Nicht unbedingt Zwinkernder Smiley in jedem Anfängerkurs des wissenschaftlichen Arbeitens wird einem beigebracht, dass eine wissenschaftliche Publikation nur dann was taugt, wenn sie so geschrieben ist, dass man nicht nach 2 Absätzen einschläft. Texte/ Bücher die überdurchschnittlich und sinnlos mit Fremdwörtern und Schachtelsätzen vollgepackt sind, haben entweder geringe bis gar keine Aussage oder dem Autor ist zum Thema nichts wirklich Neues/Wichtiges eingefallen. Mithilfe von Fachausdrücken und überdurchschnittlich vielen Bindewörtern kann man über jedes beliebige Thema eine Menge schreiben, sonnvoll oder sinnlos sei mal dahingestellt.
Wie gesagt ich hab schon einige Diplomarbeiten aus den unterschiedlichsten Fachrichtungen korrekturgelesen aber keine davon war so anstrengend zu lesen wie die paar Zeilen obethalb.
Auch ist zu sagen, dass der Reclamverlag seinen "akademischen Touch" immer wieder betont sei es durch Publikationen die keiner braucht oder sonstige überkompliziert anmutenden Werke (man braucht sich nur die Lektüreschlüssel für Schüler (!) zu klassischen Werken anschauen, da versteht der durchschnittliche Gymnasiast die Hälfte nicht).

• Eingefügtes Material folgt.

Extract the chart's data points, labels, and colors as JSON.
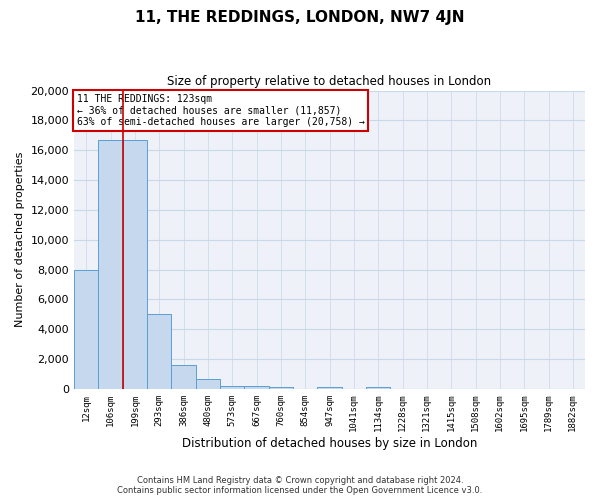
{
  "title": "11, THE REDDINGS, LONDON, NW7 4JN",
  "subtitle": "Size of property relative to detached houses in London",
  "xlabel": "Distribution of detached houses by size in London",
  "ylabel": "Number of detached properties",
  "footer_line1": "Contains HM Land Registry data © Crown copyright and database right 2024.",
  "footer_line2": "Contains public sector information licensed under the Open Government Licence v3.0.",
  "annotation_title": "11 THE REDDINGS: 123sqm",
  "annotation_line1": "← 36% of detached houses are smaller (11,857)",
  "annotation_line2": "63% of semi-detached houses are larger (20,758) →",
  "bar_color": "#c5d8ee",
  "bar_edge_color": "#5a9fd4",
  "vline_color": "#cc0000",
  "annotation_box_edge": "#cc0000",
  "grid_color": "#c8d8e8",
  "background_color": "#eef2f8",
  "categories": [
    "12sqm",
    "106sqm",
    "199sqm",
    "293sqm",
    "386sqm",
    "480sqm",
    "573sqm",
    "667sqm",
    "760sqm",
    "854sqm",
    "947sqm",
    "1041sqm",
    "1134sqm",
    "1228sqm",
    "1321sqm",
    "1415sqm",
    "1508sqm",
    "1602sqm",
    "1695sqm",
    "1789sqm",
    "1882sqm"
  ],
  "values": [
    8000,
    16700,
    16700,
    5000,
    1600,
    700,
    200,
    200,
    100,
    0,
    100,
    0,
    100,
    0,
    0,
    0,
    0,
    0,
    0,
    0,
    0
  ],
  "ylim": [
    0,
    20000
  ],
  "yticks": [
    0,
    2000,
    4000,
    6000,
    8000,
    10000,
    12000,
    14000,
    16000,
    18000,
    20000
  ],
  "vline_x": 1.5,
  "property_size_sqm": 123
}
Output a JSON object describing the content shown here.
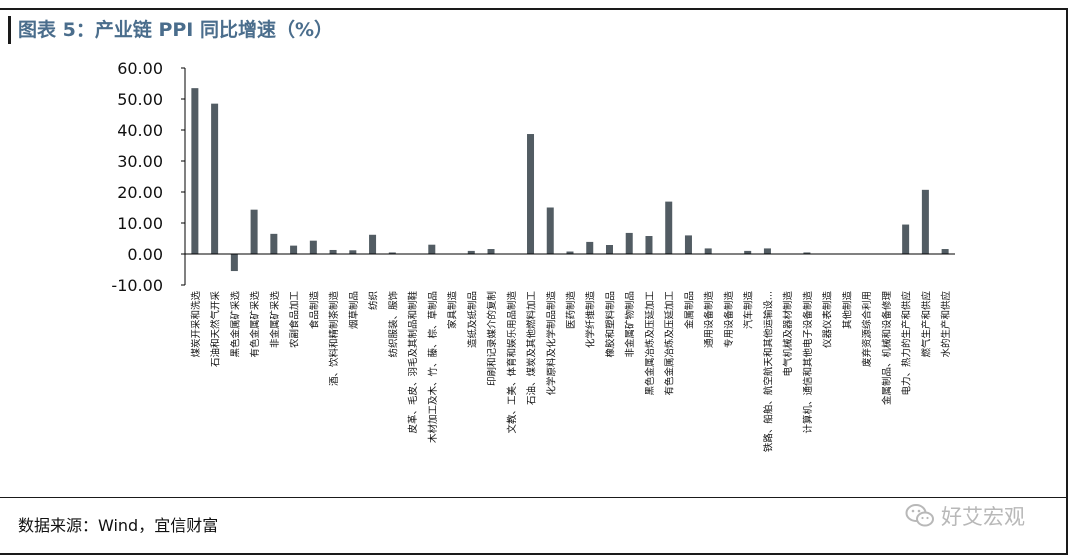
{
  "title": "图表 5：产业链 PPI 同比增速（%）",
  "source": "数据来源：Wind，宜信财富",
  "watermark": {
    "text": "好艾宏观",
    "icon": "wechat-icon"
  },
  "colors": {
    "bar": "#525c63",
    "title": "#4a6d8c",
    "axis": "#000000",
    "watermark": "#b8b8b8"
  },
  "chart_data": {
    "type": "bar",
    "title": "图表 5：产业链 PPI 同比增速（%）",
    "xlabel": "",
    "ylabel": "",
    "ylim": [
      -10,
      60
    ],
    "yticks": [
      -10,
      0,
      10,
      20,
      30,
      40,
      50,
      60
    ],
    "ytick_labels": [
      "-10.00",
      "0.00",
      "10.00",
      "20.00",
      "30.00",
      "40.00",
      "50.00",
      "60.00"
    ],
    "grid": false,
    "legend": "none",
    "categories": [
      "煤炭开采和洗选",
      "石油和天然气开采",
      "黑色金属矿采选",
      "有色金属矿采选",
      "非金属矿采选",
      "农副食品加工",
      "食品制造",
      "酒、饮料和精制茶制造",
      "烟草制品",
      "纺织",
      "纺织服装、服饰",
      "皮革、毛皮、羽毛及其制品和制鞋",
      "木材加工及木、竹、藤、棕、草制品",
      "家具制造",
      "造纸及纸制品",
      "印刷和记录媒介的复制",
      "文教、工美、体育和娱乐用品制造",
      "石油、煤炭及其他燃料加工",
      "化学原料及化学制品制造",
      "医药制造",
      "化学纤维制造",
      "橡胶和塑料制品",
      "非金属矿物制品",
      "黑色金属冶炼及压延加工",
      "有色金属冶炼及压延加工",
      "金属制品",
      "通用设备制造",
      "专用设备制造",
      "汽车制造",
      "铁路、船舶、航空航天和其他运输设...",
      "电气机械及器材制造",
      "计算机、通信和其他电子设备制造",
      "仪器仪表制造",
      "其他制造",
      "废弃资源综合利用",
      "金属制品、机械和设备修理",
      "电力、热力的生产和供应",
      "燃气生产和供应",
      "水的生产和供应"
    ],
    "values": [
      53.5,
      48.5,
      -5.5,
      14.3,
      6.5,
      2.7,
      4.3,
      1.3,
      1.2,
      6.2,
      0.5,
      0.0,
      3.0,
      0.0,
      1.0,
      1.6,
      0.0,
      38.7,
      15.0,
      0.8,
      3.9,
      2.9,
      6.8,
      5.8,
      16.9,
      6.0,
      1.8,
      0.0,
      1.0,
      1.8,
      0.0,
      0.5,
      0.0,
      0.0,
      0.0,
      0.0,
      9.5,
      20.7,
      1.6
    ]
  }
}
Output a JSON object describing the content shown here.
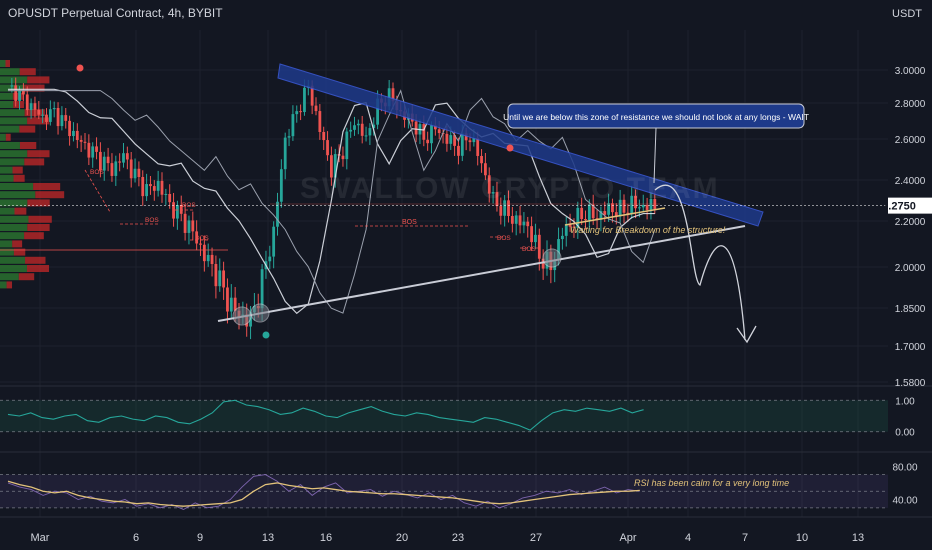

Und wozu zum Geier brauche ich ein höchst intellektuelle Rezension der Indyfilme? Dass Anything Goes von Cole Porter ist ist mir seit Ewigkeiten bekannt und der Rest ist Geschreibsel.
Da bin ich eher für Werke wie "Die Wissenschaft in Indiana Jones" oder ähnliches weil man da vom Lesen auch was hat.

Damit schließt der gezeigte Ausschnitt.